In some instances, though, those figures reflect the high price of drugs administered and not fees that go to the provider, said one top-billing physician.
The Centers for Medicare & Medicaid Services released the Part B data last week in a “huge step” toward greater transparency for how Medicare pays for services, said Jonathan Blum, the principal deputy administrator.
The $77 billion in payments were only for Medicare’s traditional fee-for-service program and did not include Medicare Advantage patients. It also did not list a service for a provider if there were fewer than 11 charges for that service to avoid providing any patient-identifying information.
“It provides much greater transparency on what the Medicare traditional program is paying for through our physician payment system,” Blum said. “For too long, this information was not made public. It was protected, which raised many questions on what the program was spending, how it was spending and the value being provided to the program’s beneficiaries.”
With its release, the public, which has a right to know, might spot anomalies that the agency should pay attention to, he said.
“We know that there is waste in the system,” Blum said. “We know that there is fraud in the system. And while we have made tremendous new investments to reduce that waste, to reduce that fraud we want the public’s help, we want reporters’ help to identify spending that doesn’t make sense, that appears to be wasteful, that appears to be fraudulent.”
In the Augusta area, the $123.7 million in payments went to 15,763 providers and covered more than 1.1 million services.
The largest single amount – more than $4.4 million – went to Gold Cross EMS, but came from nearly $11 million in charges submitted and covered 16,455 patients, an average of $269 per patient, according to the Chronicle analysis.
The ambulance service ends up appealing about a quarter of all its denied claims when Medicare decides a service wasn’t medically necessary, said CEO Vince Brogdon.
“We’ve run 911 calls where the patient was unresponsive and Medicare will deny the claim and say, ‘Patient could have gone by other means,’ ” he said. “How are they supposed to go by other means, and they are unresponsive?
“(Medicare is) one of our top sources (but) Medicare is only going to pay a certain percentage.”
Gold Cross collects payments from only about 30 percent of patients, he said.
The city of Augusta had been paying a $1.08 million annual subsidy to defray the cost of ambulance service, but when the contract was renegotiated, Gold Cross agreed to a reduction of $400,000 over the life of the three-year contract – with reductions of $120,000 the first year, $130,000 the second and $150,000 the third, Brogdon said.
“We were asked to see if we could come off some on the subsidy,” he said. “We felt that we cut as much as we could.”
Other ambulance providers were in the top five for payments in Augusta. Regional Services Ltd. got $2.7 million, and Capital City Ambulance of Georgia got just under $2 million.
Eight physicians listed at Augusta Vascular Center received a total of just over $7 million, according to the data. The center did not return a call seeking comment Friday. Eye Surgery Center of Augusta received just over $2 million, and five of its physicians were listed as receiving $2.6 million total, but it was unclear if those were different payments.
The center also did not return a call seeking comment Friday.

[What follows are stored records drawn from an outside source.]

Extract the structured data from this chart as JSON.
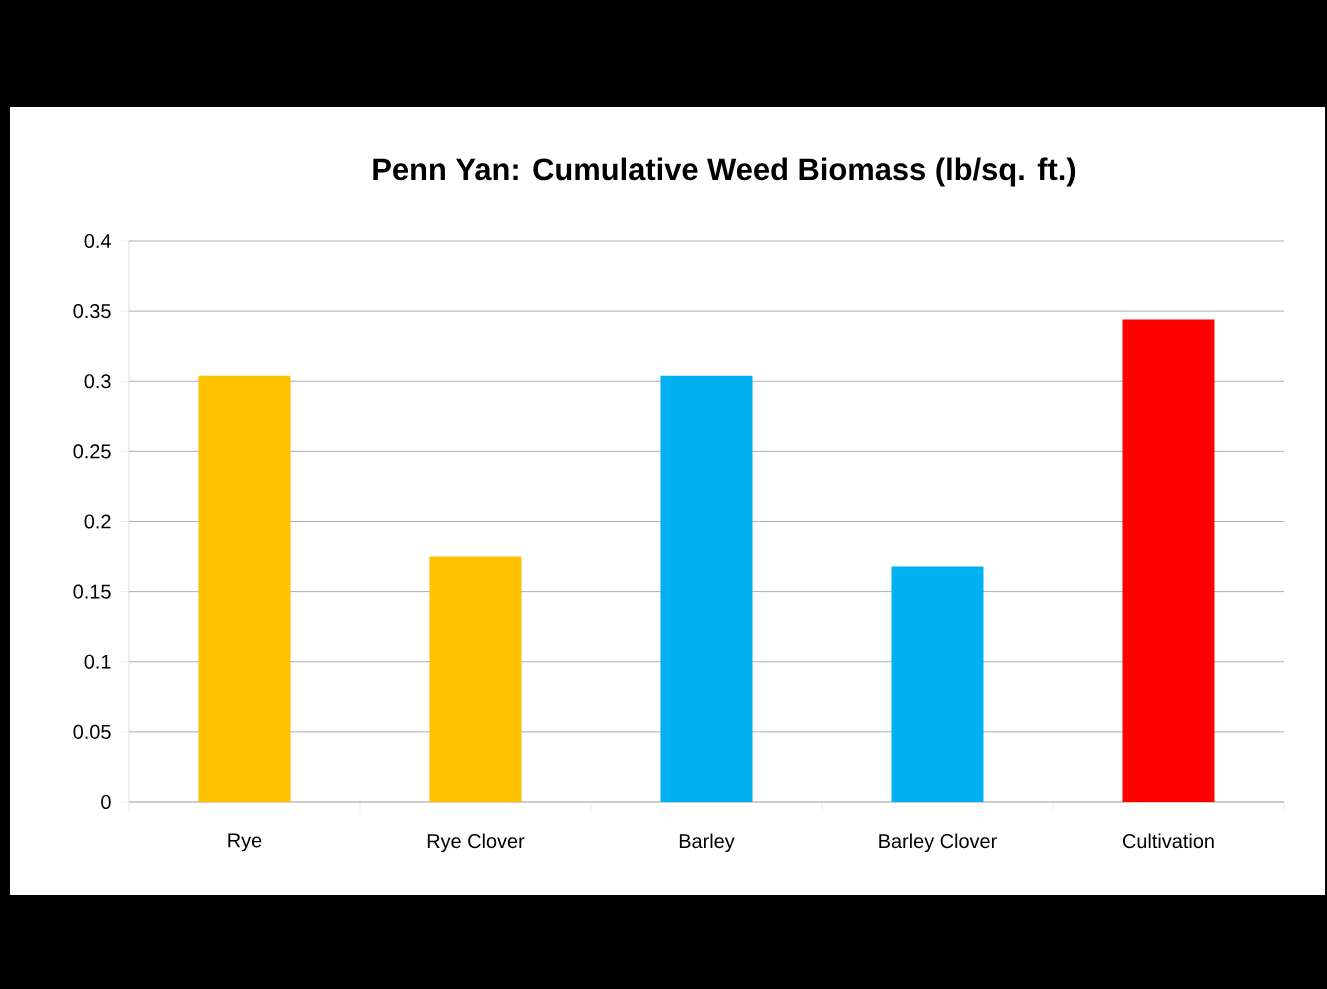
{
  "chart_data": {
    "type": "bar",
    "title": "Penn Yan: Cumulative Weed Biomass (lb/sq. ft.)",
    "categories": [
      "Rye",
      "Rye Clover",
      "Barley",
      "Barley Clover",
      "Cultivation"
    ],
    "values": [
      0.304,
      0.175,
      0.304,
      0.168,
      0.344
    ],
    "colors": [
      "#ffc000",
      "#ffc000",
      "#00b0f0",
      "#00b0f0",
      "#ff0000"
    ],
    "ylim": [
      0,
      0.4
    ],
    "yticks": [
      0,
      0.05,
      0.1,
      0.15,
      0.2,
      0.25,
      0.3,
      0.35,
      0.4
    ],
    "grid": "y"
  }
}
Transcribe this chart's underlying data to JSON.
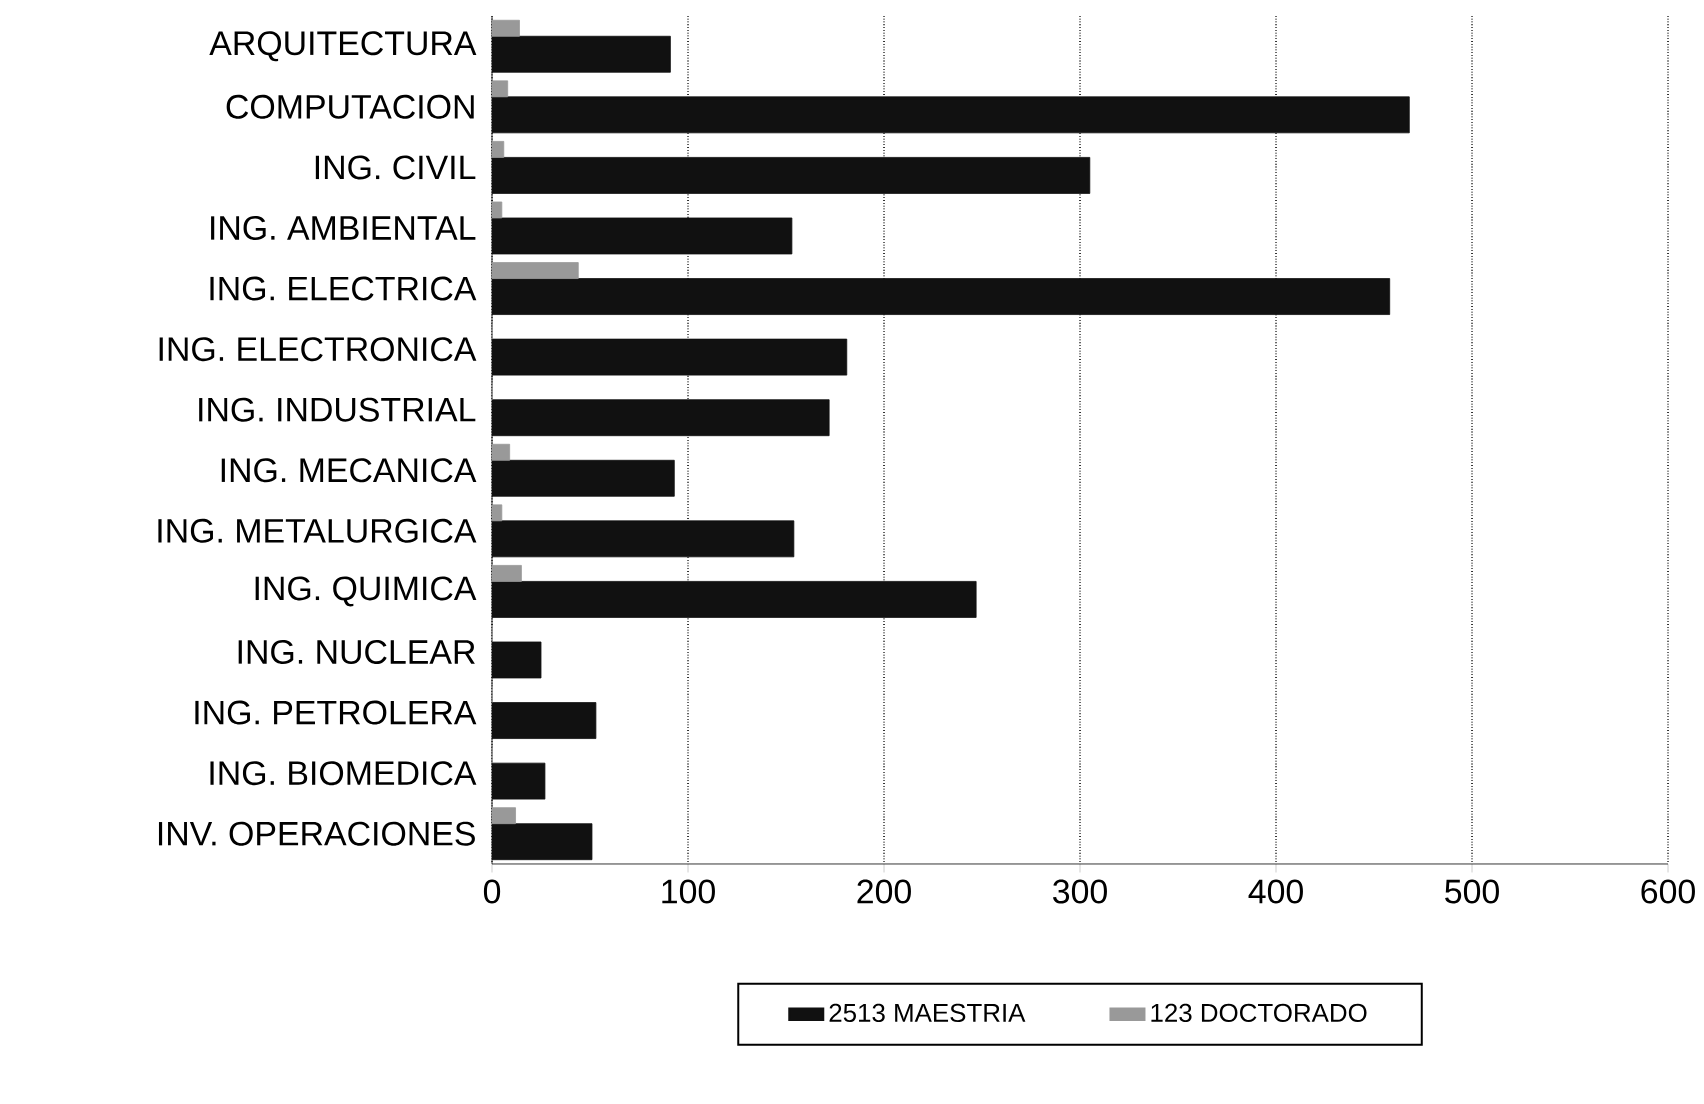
{
  "chart_data": {
    "type": "bar",
    "orientation": "horizontal",
    "categories": [
      "ARQUITECTURA",
      "COMPUTACION",
      "ING. CIVIL",
      "ING. AMBIENTAL",
      "ING. ELECTRICA",
      "ING. ELECTRONICA",
      "ING. INDUSTRIAL",
      "ING. MECANICA",
      "ING. METALURGICA",
      "ING. QUIMICA",
      "ING. NUCLEAR",
      "ING. PETROLERA",
      "ING. BIOMEDICA",
      "INV. OPERACIONES"
    ],
    "series": [
      {
        "name": "2513 MAESTRIA",
        "color": "#111111",
        "values": [
          91,
          468,
          305,
          153,
          458,
          181,
          172,
          93,
          154,
          247,
          25,
          53,
          27,
          51
        ]
      },
      {
        "name": "123 DOCTORADO",
        "color": "#999999",
        "values": [
          14,
          8,
          6,
          5,
          44,
          0,
          0,
          9,
          5,
          15,
          0,
          0,
          0,
          12
        ]
      }
    ],
    "xlim": [
      0,
      600
    ],
    "xticks": [
      0,
      100,
      200,
      300,
      400,
      500,
      600
    ],
    "grid": "x",
    "legend": "bottom"
  }
}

Many Augusta physicians leave town during the week of the Masters Tournament.
Blum acknowledged that ophthalmologists and oncologists will appear higher on the payment list because by law, Medicare is required to bill for very expensive drugs that those specialties use through the Medicare Part B program, which then appears as payment.
“The reason why ophthalmologists and oncologists are high relative to other physician specialties is due to the payment system for those drugs,” he said.
That can make it appear that a lot of money is going to the ophthalmologist, when in fact the physician had to buy the very expensive drug first, maintain and store it, and then get reimbursed for about that amount from Medicare, said Dr. Dennis Marcus, of the Southeast Retina Center, who was listed as receiving $1.35 million.
“It is misleading because these are pharmaceutical profits and not physician payment profits,” he said. “The profit margin is negligible with regard to even doing it.”
In fact, ophthalmologists have lobbied to have it separated out as drug costs, but to no avail, Marcus said.
“Obviously, the drug lobby is a lot stronger than the physician lobby,” he said. “If there are concerns from the public with regard to the amount of money being spent, it really relates to the approval of drugs at those prices in this country, compared to other countries.”
Still, ophthalmologists are glad to administer those drugs if they help patients, Marcus said.
“All of these drugs are wonderful,” he said. “They save vision, and that’s what we do and fight to do every day is to save vision.”